I will hold my breath until all these shivers subside


The basis of the song is a (unsurprisingly) melodic bass line, lead guitar and rhythm guitar. The simple main riff / theme gets at some point repeated by all three. It is a good example how, despite the orchestral parts of this album, it is very much grounded in folk music. New Orleans Instrumental No.1 is Berry on bass, Mills on Organ and Buck playing electric guitar with some weird effect, which made me google the song in frustration as I could not figure out which instrument was played. The bass line of Sweetness Follows is played on cello and added to it is the long sustained electric guitar from Country Feedback, organ and acoustic guitar. It creates a perfect atmosphere of sadness and distance. And the lyrics are super depressing.

It's these little things, they can pull you under
Live your life filled with joy and thunder
Yeah, yeah, we were all together
Lost in our little lives


Of course it is my favourite song from the album.

While the previous three songs might be a perfect summation of this album, the last three, Man on the Moon, Nightswimming and Find the River are simply the best REM have ever written. Man on the Moon, the favourite of most of the members is a perfect REM song, like Gardening at Night and Fall on Me. It is built on a slide guitar riff by Berry, that Buck extended upon and has great backing vocals in the chorus. Nightswimming, built on a simple piano piece from Mills is a perfect example of less is more. At it's core it is just piano and voice, with perfect lyrics about being nostalgic for the innocent times of youth. Find the River underscores the folk music feel of the album, with the melodica and river metaphors. It could have gone cliche easily, but somehow ends up in beauty.

Shout outs:

  • In the third verse of The Sidewinder Sleeps Tonite Stipe mispronounces Dr. Seuss as Dr. Zeus and giggles at his mistake in the chorus. It is one of my favourite music moments, especially considering the heaviness of the album in general.

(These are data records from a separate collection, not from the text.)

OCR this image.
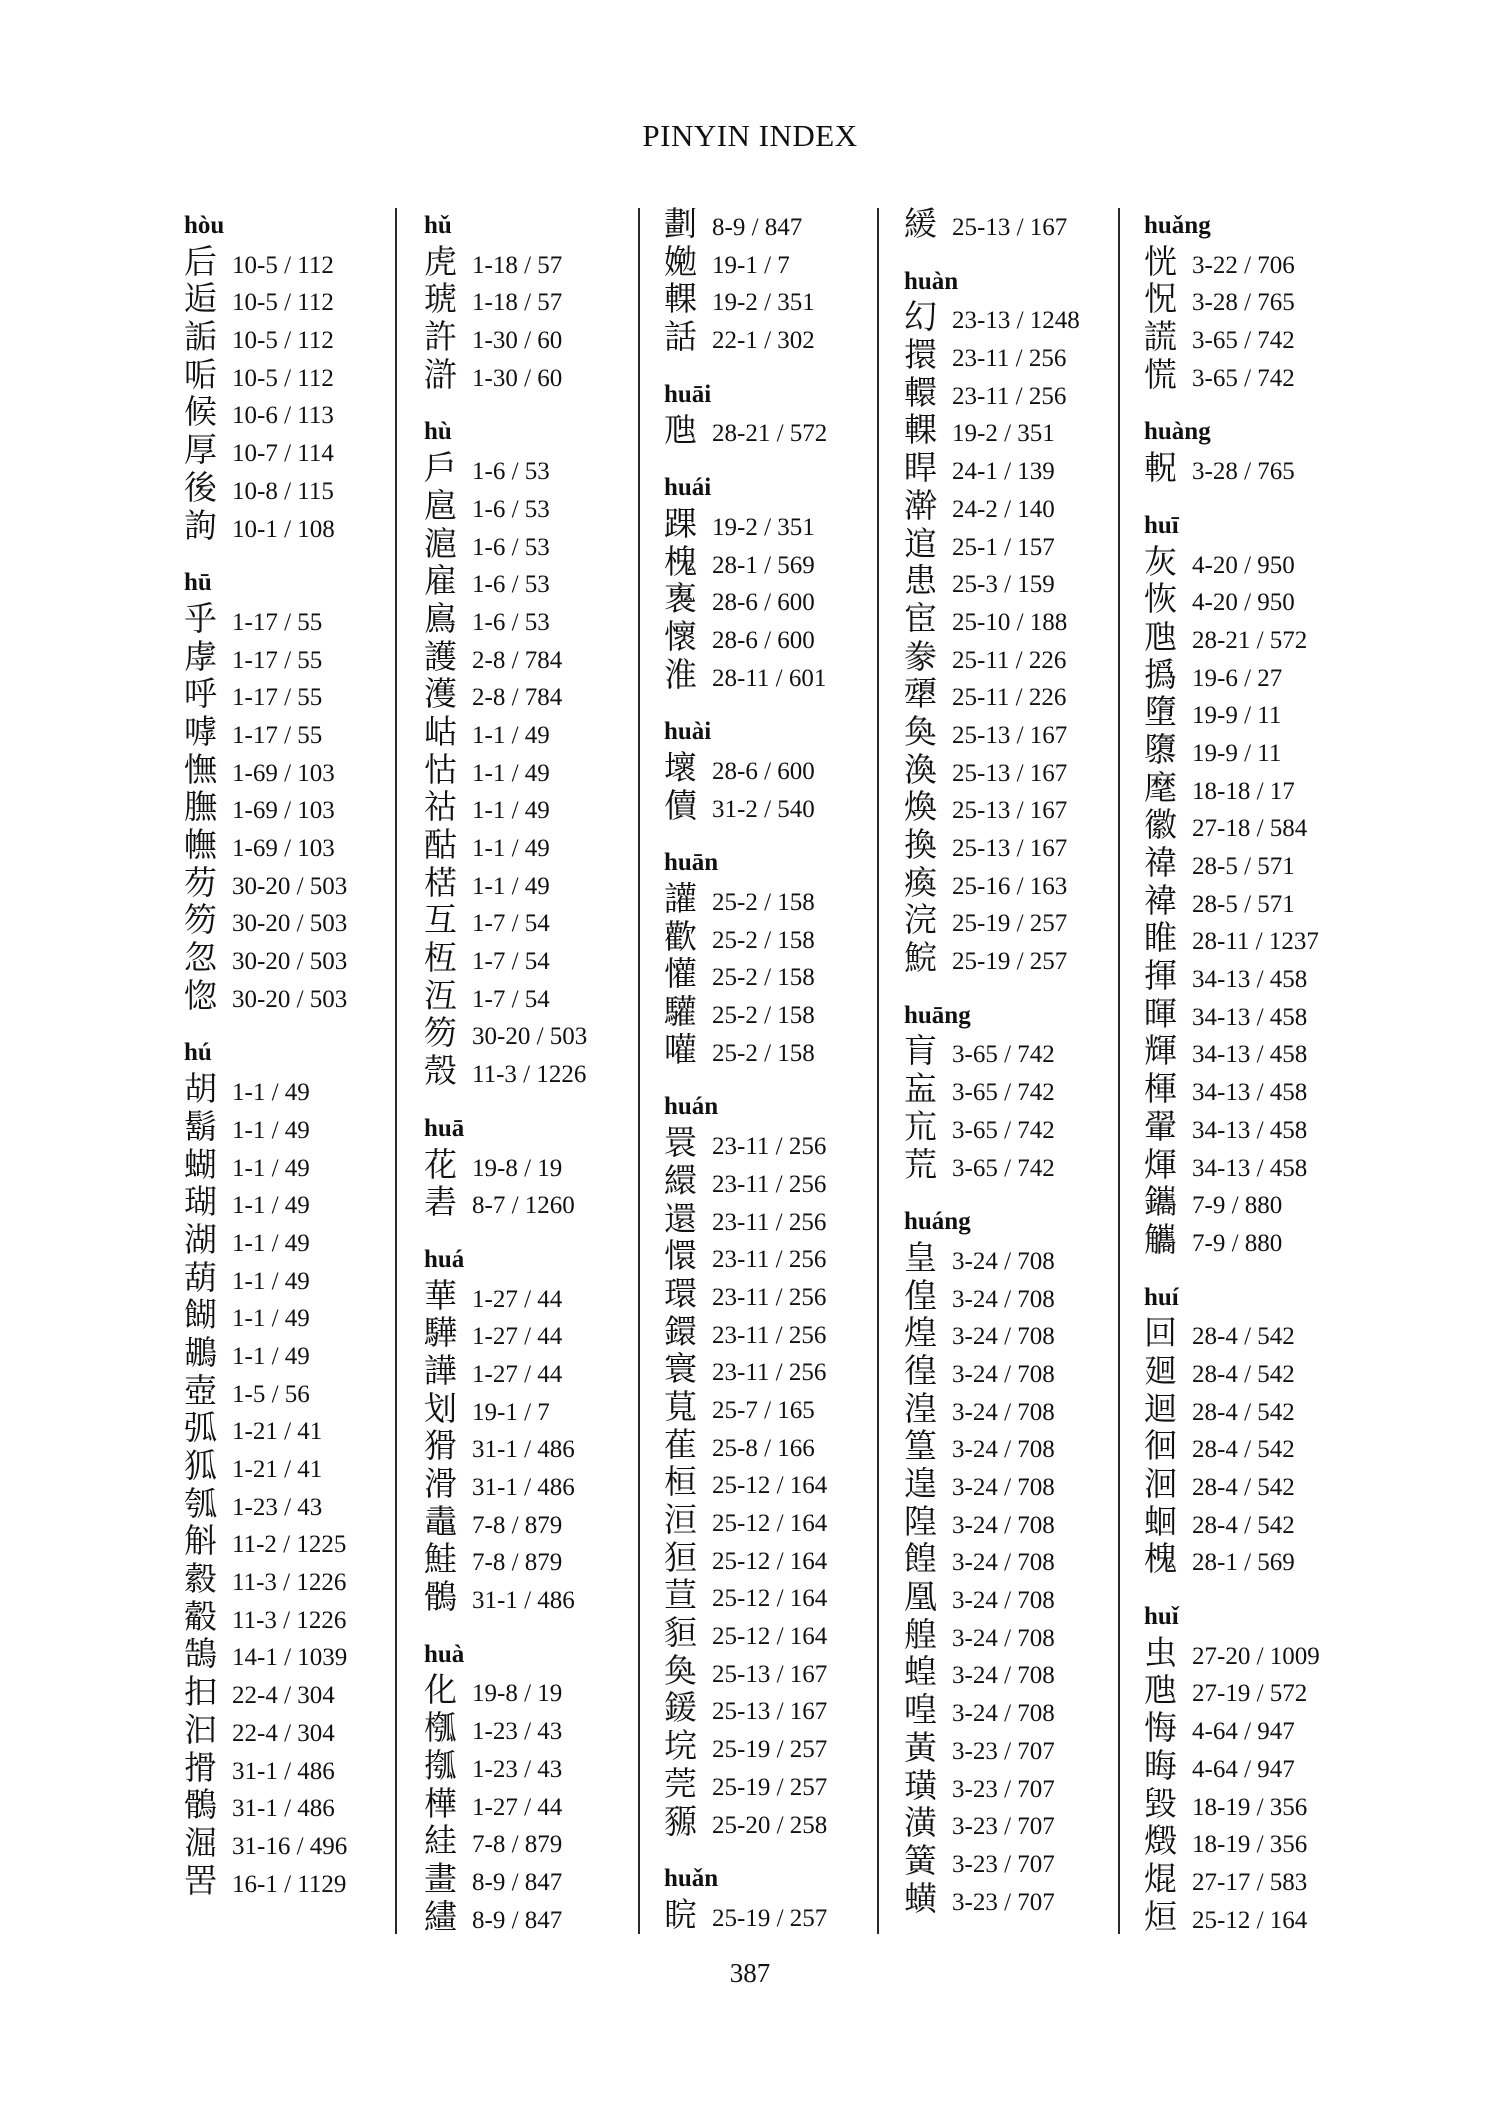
PINYIN INDEX
hòu
后 10-5 / 112
逅 10-5 / 112
詬 10-5 / 112
㖃 10-5 / 112
候 10-6 / 113
厚 10-7 / 114
後 10-8 / 115
訽 10-1 / 108
hū
乎 1-17 / 55
虖 1-17 / 55
呼 1-17 / 55
嘑 1-17 / 55
憮 1-69 / 103
膴 1-69 / 103
幠 1-69 / 103
芴 30-20 / 503
笏 30-20 / 503
忽 30-20 / 503
惚 30-20 / 503
hú
胡 1-1 / 49
鬍 1-1 / 49
蝴 1-1 / 49
瑚 1-1 / 49
湖 1-1 / 49
葫 1-1 / 49
餬 1-1 / 49
鶘 1-1 / 49
壺 1-5 / 56
弧 1-21 / 41
狐 1-21 / 41
瓠 1-23 / 43
斛 11-2 / 1225
縠 11-3 / 1226
觳 11-3 / 1226
鵠 14-1 / 1039
抇 22-4 / 304
汩 22-4 / 304
搰 31-1 / 486
鶻 31-1 / 486
淈 31-16 / 496
罟 16-1 / 1129
hǔ
虎 1-18 / 57
琥 1-18 / 57
許 1-30 / 60
滸 1-30 / 60
hù
戶 1-6 / 53
扈 1-6 / 53
滬 1-6 / 53
雇 1-6 / 53
鳸 1-6 / 53
護 2-8 / 784
濩 2-8 / 784
岵 1-1 / 49
怙 1-1 / 49
祜 1-1 / 49
酤 1-1 / 49
楛 1-1 / 49
互 1-7 / 54
枑 1-7 / 54
沍 1-7 / 54
笏 30-20 / 503
殼 11-3 / 1226
huā
花 19-8 / 19
砉 8-7 / 1260
huá
華 1-27 / 44
驊 1-27 / 44
譁 1-27 / 44
划 19-1 / 7
猾 31-1 / 486
滑 31-1 / 486
鼃 7-8 / 879
鮭 7-8 / 879
鶻 31-1 / 486
huà
化 19-8 / 19
槬 1-23 / 43
摦 1-23 / 43
樺 1-27 / 44
絓 7-8 / 879
畫 8-9 / 847
繣 8-9 / 847
劃 8-9 / 847
㛯 19-1 / 7
輠 19-2 / 351
話 22-1 / 302
huāi
虺 28-21 / 572
huái
踝 19-2 / 351
槐 28-1 / 569
褢 28-6 / 600
懷 28-6 / 600
淮 28-11 / 601
huài
壞 28-6 / 600
儥 31-2 / 540
huān
讙 25-2 / 158
歡 25-2 / 158
懽 25-2 / 158
驩 25-2 / 158
嚾 25-2 / 158
huán
睘 23-11 / 256
繯 23-11 / 256
還 23-11 / 256
懁 23-11 / 256
環 23-11 / 256
鐶 23-11 / 256
寰 23-11 / 256
萈 25-7 / 165
萑 25-8 / 166
桓 25-12 / 164
洹 25-12 / 164
狟 25-12 / 164
荁 25-12 / 164
貆 25-12 / 164
奐 25-13 / 167
鍰 25-13 / 167
垸 25-19 / 257
莞 25-19 / 257
豲 25-20 / 258
huǎn
睆 25-19 / 257
緩 25-13 / 167
huàn
幻 23-13 / 1248
擐 23-11 / 256
轘 23-11 / 256
輠 19-2 / 351
睅 24-1 / 139
澣 24-2 / 140
逭 25-1 / 157
患 25-3 / 159
宦 25-10 / 188
豢 25-11 / 226
㹕 25-11 / 226
奐 25-13 / 167
渙 25-13 / 167
煥 25-13 / 167
換 25-13 / 167
瘓 25-16 / 163
浣 25-19 / 257
鯇 25-19 / 257
huāng
肓 3-65 / 742
衁 3-65 / 742
巟 3-65 / 742
荒 3-65 / 742
huáng
皇 3-24 / 708
偟 3-24 / 708
煌 3-24 / 708
徨 3-24 / 708
湟 3-24 / 708
篁 3-24 / 708
遑 3-24 / 708
隍 3-24 / 708
餭 3-24 / 708
凰 3-24 / 708
艎 3-24 / 708
蝗 3-24 / 708
喤 3-24 / 708
黃 3-23 / 707
璜 3-23 / 707
潢 3-23 / 707
簧 3-23 / 707
蟥 3-23 / 707
huǎng
恍 3-22 / 706
怳 3-28 / 765
謊 3-65 / 742
慌 3-65 / 742
huàng
軦 3-28 / 765
huī
灰 4-20 / 950
恢 4-20 / 950
虺 28-21 / 572
撝 19-6 / 27
墮 19-9 / 11
隳 19-9 / 11
麾 18-18 / 17
徽 27-18 / 584
禕 28-5 / 571
褘 28-5 / 571
睢 28-11 / 1237
揮 34-13 / 458
暉 34-13 / 458
輝 34-13 / 458
楎 34-13 / 458
翬 34-13 / 458
煇 34-13 / 458
鑴 7-9 / 880
觿 7-9 / 880
huí
回 28-4 / 542
廻 28-4 / 542
迴 28-4 / 542
徊 28-4 / 542
洄 28-4 / 542
蛔 28-4 / 542
槐 28-1 / 569
huǐ
虫 27-20 / 1009
虺 27-19 / 572
悔 4-64 / 947
晦 4-64 / 947
毀 18-19 / 356
燬 18-19 / 356
焜 27-17 / 583
烜 25-12 / 164
387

  • Everybody Hurts was my favourite song when I was 14 (and the song which taught me finger picking). Now, 38 and cynical, the emotional sincerity of it is sometimes hard to swallow. Especially as the whole arrangement of it, strings and all, underscores it.

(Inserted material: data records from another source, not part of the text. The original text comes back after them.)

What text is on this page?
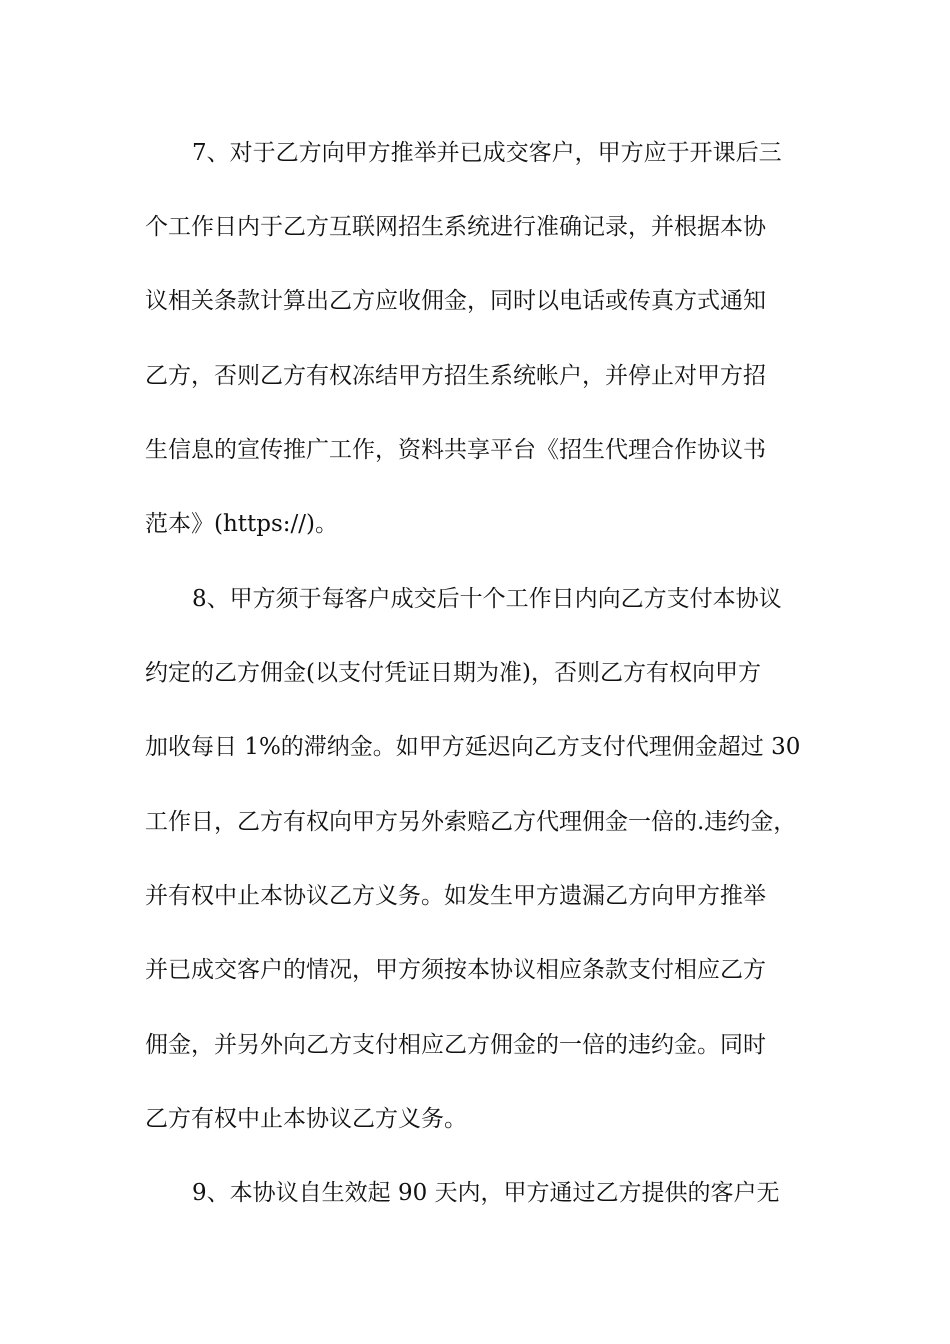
7、对于乙方向甲方推举并已成交客户，甲方应于开课后三
个工作日内于乙方互联网招生系统进行准确记录，并根据本协
议相关条款计算出乙方应收佣金，同时以电话或传真方式通知
乙方，否则乙方有权冻结甲方招生系统帐户，并停止对甲方招
生信息的宣传推广工作，资料共享平台《招生代理合作协议书
范本》(https://)。
8、甲方须于每客户成交后十个工作日内向乙方支付本协议
约定的乙方佣金(以支付凭证日期为准)，否则乙方有权向甲方
加收每日 1%的滞纳金。如甲方延迟向乙方支付代理佣金超过 30
工作日，乙方有权向甲方另外索赔乙方代理佣金一倍的.违约金，
并有权中止本协议乙方义务。如发生甲方遗漏乙方向甲方推举
并已成交客户的情况，甲方须按本协议相应条款支付相应乙方
佣金，并另外向乙方支付相应乙方佣金的一倍的违约金。同时
乙方有权中止本协议乙方义务。
9、本协议自生效起 90 天内，甲方通过乙方提供的客户无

  • REM are really good in using an organ. It appears on several songs on this album, and they used it frequently throught their career. To me it is a fundamental to the sound of REM as Bucks mandolin.


  • The string arrangements are perfect on each song and are done by John Paul Jones.

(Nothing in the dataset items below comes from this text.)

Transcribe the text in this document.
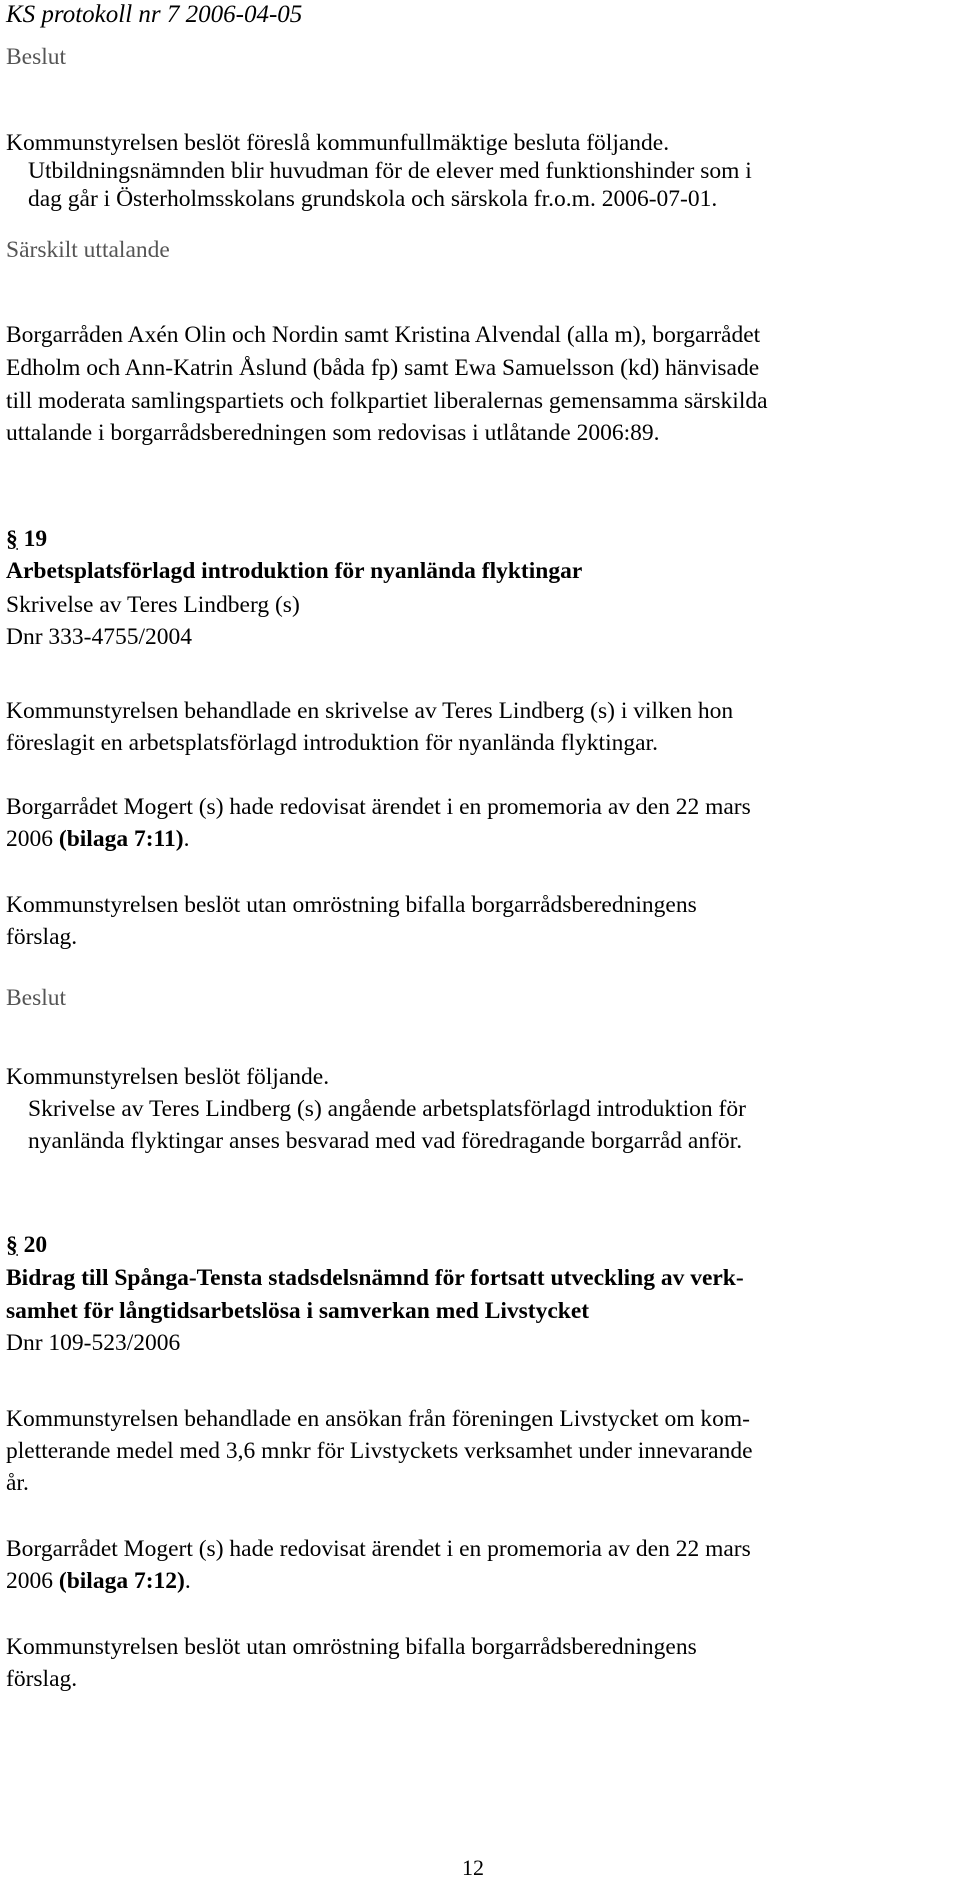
KS protokoll nr 7 2006-04-05
Beslut
Kommunstyrelsen beslöt föreslå kommunfullmäktige besluta följande.
Utbildningsnämnden blir huvudman för de elever med funktionshinder som i
dag går i Österholmsskolans grundskola och särskola fr.o.m. 2006-07-01.
Särskilt uttalande
Borgarråden Axén Olin och Nordin samt Kristina Alvendal (alla m), borgarrådet
Edholm och Ann-Katrin Åslund (båda fp) samt Ewa Samuelsson (kd) hänvisade
till moderata samlingspartiets och folkpartiet liberalernas gemensamma särskilda
uttalande i borgarrådsberedningen som redovisas i utlåtande 2006:89.
§ 19
Arbetsplatsförlagd introduktion för nyanlända flyktingar
Skrivelse av Teres Lindberg (s)
Dnr 333-4755/2004
Kommunstyrelsen behandlade en skrivelse av Teres Lindberg (s) i vilken hon
föreslagit en arbetsplatsförlagd introduktion för nyanlända flyktingar.
Borgarrådet Mogert (s) hade redovisat ärendet i en promemoria av den 22 mars
2006 (bilaga 7:11).
Kommunstyrelsen beslöt utan omröstning bifalla borgarrådsberedningens
förslag.
Beslut
Kommunstyrelsen beslöt följande.
Skrivelse av Teres Lindberg (s) angående arbetsplatsförlagd introduktion för
nyanlända flyktingar anses besvarad med vad föredragande borgarråd anför.
§ 20
Bidrag till Spånga-Tensta stadsdelsnämnd för fortsatt utveckling av verk-
samhet för långtidsarbetslösa i samverkan med Livstycket
Dnr 109-523/2006
Kommunstyrelsen behandlade en ansökan från föreningen Livstycket om kom-
pletterande medel med 3,6 mnkr för Livstyckets verksamhet under innevarande
år.
Borgarrådet Mogert (s) hade redovisat ärendet i en promemoria av den 22 mars
2006 (bilaga 7:12).
Kommunstyrelsen beslöt utan omröstning bifalla borgarrådsberedningens
förslag.
12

  • Closing thoughts: This was a hard album to talk about. I do not have the musical knowledge to adequately express how great it is and my emotional attachment to it makes it hard for me to listen to the songs in an analytical way. This is the one album every record collection needs, even if you don't like REM or alternative rock. Like, if you don't have it in your record collection I WILL judge you. The next album is Monster, the one always found in used records racks, symbolising simultaneously the highest point of commercial success and decline of REM.